The international shipping industry is wrestling with a spate of fires aboard vessels at sea in recent months that have crippled several big cargo ships, killed a number of seafarers and cost companies and their customers hundreds of millions of dollars in damages.
The latest blaze came on March 10, when a nearly 31,000-ton combined container and automobile carrier caught fire in the Bay of Biscay off the coast of France, leading to the rescue of 27 crew members by a British Navy frigate. The Grimaldi Lines-operated Grande America sank two days later, taking more than 2,000 cars that included luxury Audi and Porsche models, to the seafloor.

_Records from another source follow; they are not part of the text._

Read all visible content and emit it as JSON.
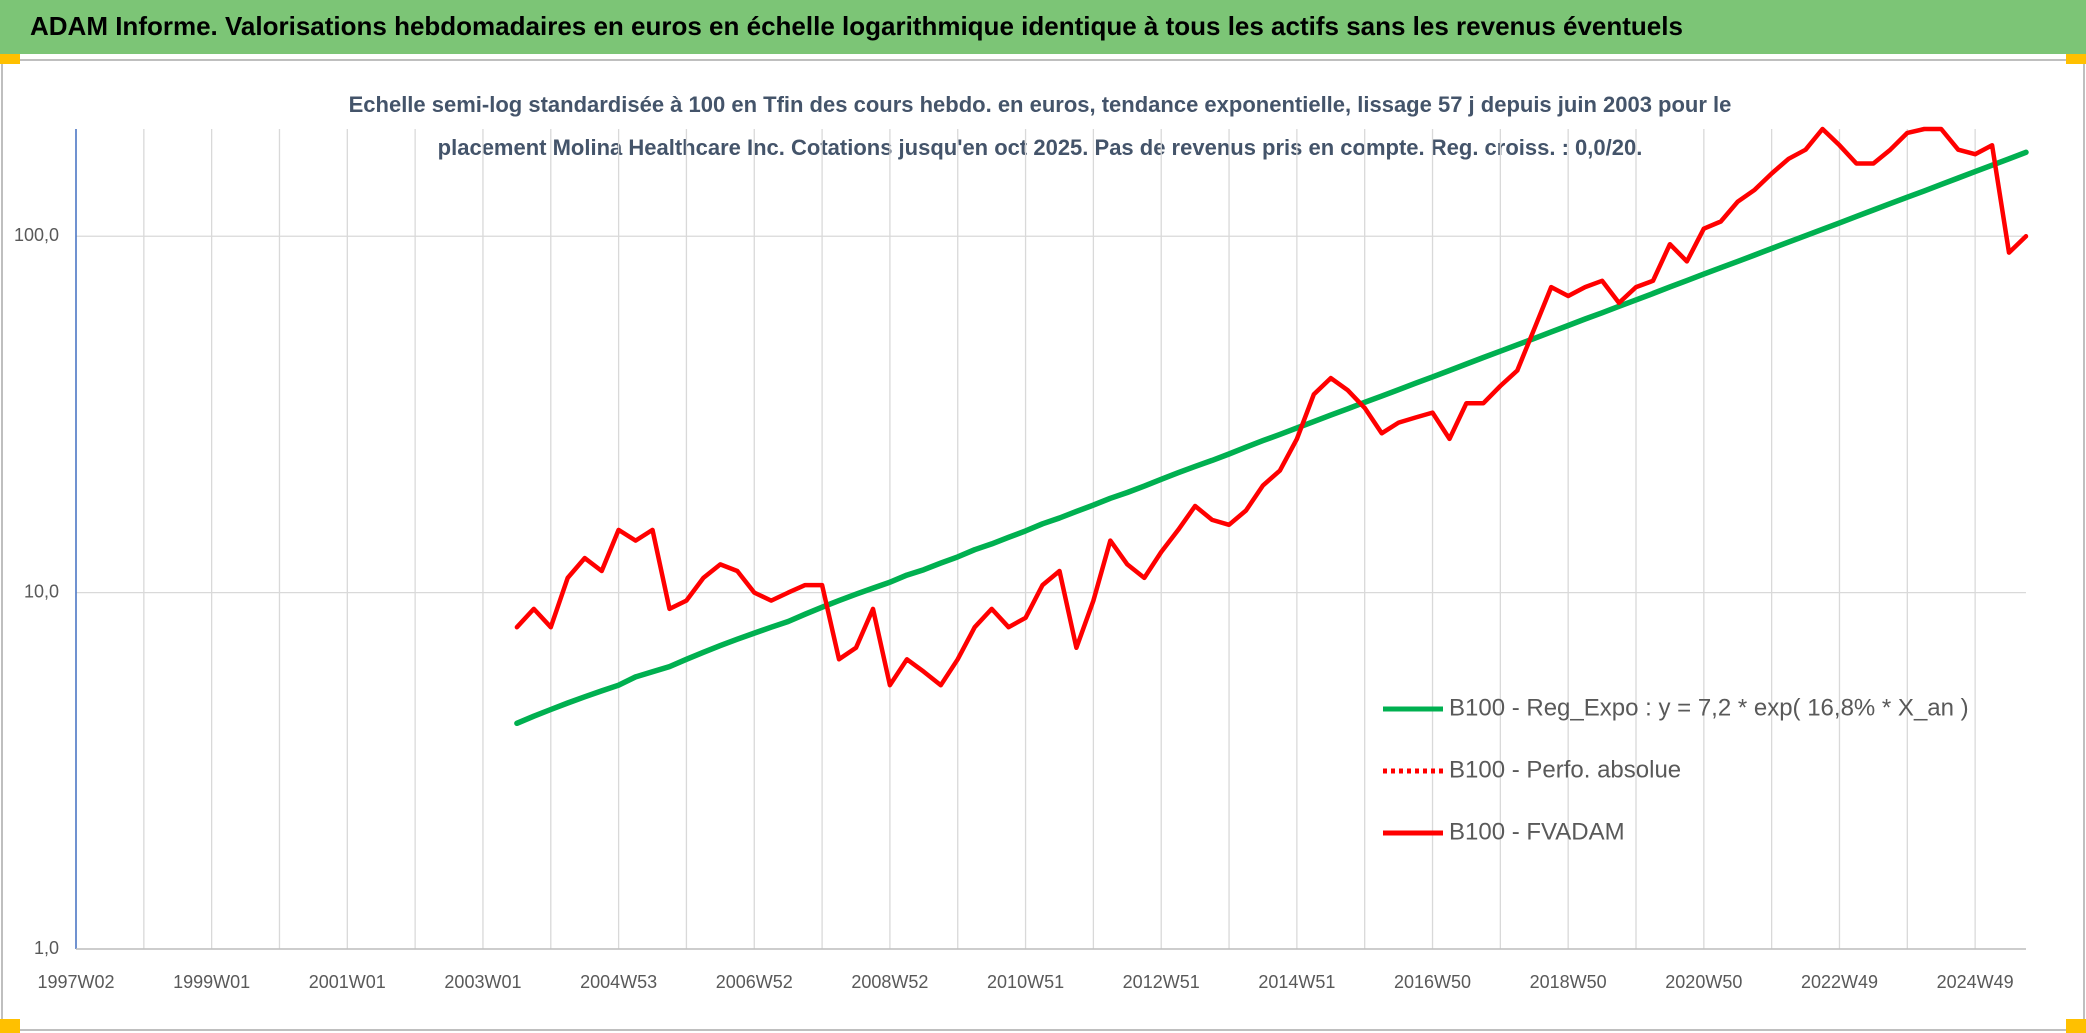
{
  "chart_data": {
    "type": "line",
    "title": "ADAM Informe. Valorisations hebdomadaires en euros en échelle logarithmique identique à tous les actifs sans les revenus éventuels",
    "subtitle": [
      "Echelle semi-log standardisée à 100 en Tfin des cours hebdo. en euros, tendance exponentielle, lissage 57 j depuis juin 2003 pour le",
      "placement Molina Healthcare Inc. Cotations jusqu'en oct 2025. Pas de revenus pris en compte. Reg. croiss. : 0,0/20."
    ],
    "categories": [
      "1997W02",
      null,
      null,
      null,
      null,
      null,
      null,
      null,
      "1999W01",
      null,
      null,
      null,
      null,
      null,
      null,
      null,
      "2001W01",
      null,
      null,
      null,
      null,
      null,
      null,
      null,
      "2003W01",
      null,
      null,
      null,
      null,
      null,
      null,
      null,
      "2004W53",
      null,
      null,
      null,
      null,
      null,
      null,
      null,
      "2006W52",
      null,
      null,
      null,
      null,
      null,
      null,
      null,
      "2008W52",
      null,
      null,
      null,
      null,
      null,
      null,
      null,
      "2010W51",
      null,
      null,
      null,
      null,
      null,
      null,
      null,
      "2012W51",
      null,
      null,
      null,
      null,
      null,
      null,
      null,
      "2014W51",
      null,
      null,
      null,
      null,
      null,
      null,
      null,
      "2016W50",
      null,
      null,
      null,
      null,
      null,
      null,
      null,
      "2018W50",
      null,
      null,
      null,
      null,
      null,
      null,
      null,
      "2020W50",
      null,
      null,
      null,
      null,
      null,
      null,
      null,
      "2022W49",
      null,
      null,
      null,
      null,
      null,
      null,
      null,
      "2024W49",
      null,
      null,
      null
    ],
    "series": [
      {
        "name": "B100 - Reg_Expo : y = 7,2 * exp( 16,8% *  X_an )",
        "color": "#00b050",
        "dash": "solid",
        "values": [
          null,
          null,
          null,
          null,
          null,
          null,
          null,
          null,
          null,
          null,
          null,
          null,
          null,
          null,
          null,
          null,
          null,
          null,
          null,
          null,
          null,
          null,
          null,
          null,
          null,
          null,
          4.3,
          4.5,
          4.7,
          4.9,
          5.1,
          5.3,
          5.5,
          5.8,
          6.0,
          6.2,
          6.5,
          6.8,
          7.1,
          7.4,
          7.7,
          8.0,
          8.3,
          8.7,
          9.1,
          9.5,
          9.9,
          10.3,
          10.7,
          11.2,
          11.6,
          12.1,
          12.6,
          13.2,
          13.7,
          14.3,
          14.9,
          15.6,
          16.2,
          16.9,
          17.6,
          18.4,
          19.1,
          19.9,
          20.8,
          21.7,
          22.6,
          23.5,
          24.5,
          25.6,
          26.7,
          27.8,
          29.0,
          30.2,
          31.5,
          32.8,
          34.2,
          35.6,
          37.1,
          38.7,
          40.3,
          42.0,
          43.8,
          45.7,
          47.6,
          49.6,
          51.7,
          53.9,
          56.2,
          58.6,
          61.0,
          63.6,
          66.3,
          69.1,
          72.1,
          75.1,
          78.3,
          81.6,
          85.0,
          88.6,
          92.4,
          96.3,
          100.4,
          104.6,
          109.0,
          113.7,
          118.5,
          123.5,
          128.7,
          134.1,
          139.8,
          145.7,
          151.9,
          158.3,
          165.0,
          172.0
        ]
      },
      {
        "name": "B100 - Perfo. absolue",
        "color": "#ff0000",
        "dash": "dotted",
        "values": [
          null,
          null,
          null,
          null,
          null,
          null,
          null,
          null,
          null,
          null,
          null,
          null,
          null,
          null,
          null,
          null,
          null,
          null,
          null,
          null,
          null,
          null,
          null,
          null,
          null,
          null,
          null,
          null,
          null,
          null,
          null,
          null,
          null,
          null,
          null,
          null,
          null,
          null,
          null,
          null,
          null,
          null,
          null,
          null,
          null,
          null,
          null,
          null,
          null,
          null,
          null,
          null,
          null,
          null,
          null,
          null,
          null,
          null,
          null,
          null,
          null,
          null,
          null,
          null,
          null,
          null,
          null,
          null,
          null,
          null,
          null,
          null,
          null,
          null,
          null,
          null,
          null,
          null,
          null,
          null,
          null,
          null,
          null,
          null,
          null,
          null,
          null,
          null,
          null,
          null,
          null,
          null,
          null,
          null,
          null,
          null,
          null,
          null,
          null,
          null,
          null,
          null,
          null,
          null,
          null,
          null,
          null,
          null,
          null,
          null,
          null,
          null,
          null,
          null,
          null,
          null
        ]
      },
      {
        "name": "B100 - FVADAM",
        "color": "#ff0000",
        "dash": "solid",
        "values": [
          null,
          null,
          null,
          null,
          null,
          null,
          null,
          null,
          null,
          null,
          null,
          null,
          null,
          null,
          null,
          null,
          null,
          null,
          null,
          null,
          null,
          null,
          null,
          null,
          null,
          null,
          8,
          9,
          8,
          11,
          12.5,
          11.5,
          15,
          14,
          15,
          9,
          9.5,
          11,
          12,
          11.5,
          10,
          9.5,
          10,
          10.5,
          10.5,
          6.5,
          7,
          9,
          5.5,
          6.5,
          6,
          5.5,
          6.5,
          8,
          9,
          8,
          8.5,
          10.5,
          11.5,
          7,
          9.5,
          14,
          12,
          11,
          13,
          15,
          17.5,
          16,
          15.5,
          17,
          20,
          22,
          27,
          36,
          40,
          37,
          33,
          28,
          30,
          31,
          32,
          27,
          34,
          34,
          38,
          42,
          55,
          72,
          68,
          72,
          75,
          65,
          72,
          75,
          95,
          85,
          105,
          110,
          125,
          135,
          150,
          165,
          175,
          200,
          180,
          160,
          160,
          175,
          195,
          200,
          200,
          175,
          170,
          180,
          90,
          100
        ]
      }
    ],
    "log_scale": true,
    "ylim": [
      1,
      200
    ],
    "yticks": [
      {
        "value": 1,
        "label": "1,0"
      },
      {
        "value": 10,
        "label": "10,0"
      },
      {
        "value": 100,
        "label": "100,0"
      }
    ],
    "grid": true,
    "legend": "right"
  }
}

The disaster was the fourth big ship fire in the past four months, and followed a handful of fires last year that included one that heavily damaged the megaship Maersk Honam, owned by Denmark’s A.P. Moller-Maersk A/S, the world’s largest container ship operator by capacity, and killed five crew members.
Maersk officials say the string of incidents is likely a coincidence, but it has raised alarms among operators, insurers and shipping customers, and focused more attention on the safe handling of the big quantities of goods that move on increasingly large and packed oceangoing vessels.
“It was a wake-up call,” Maersk’s head of fleet technology, Ole Graa Jakobsen, said of the fire that broke out March 6, 2018, on the Maersk Honam, a 353-meter (1,158 foot) ship with capacity for 15,000 containers, in the Arabian Sea.
Maersk has since barred the stowage below deck of dangerous goods and other shipments that may be resistant to fire fighting. The cause of the Honam fire, which took five weeks to bring under control, remains under investigation, but Maersk has said the ship carried shipments classified as dangerous goods.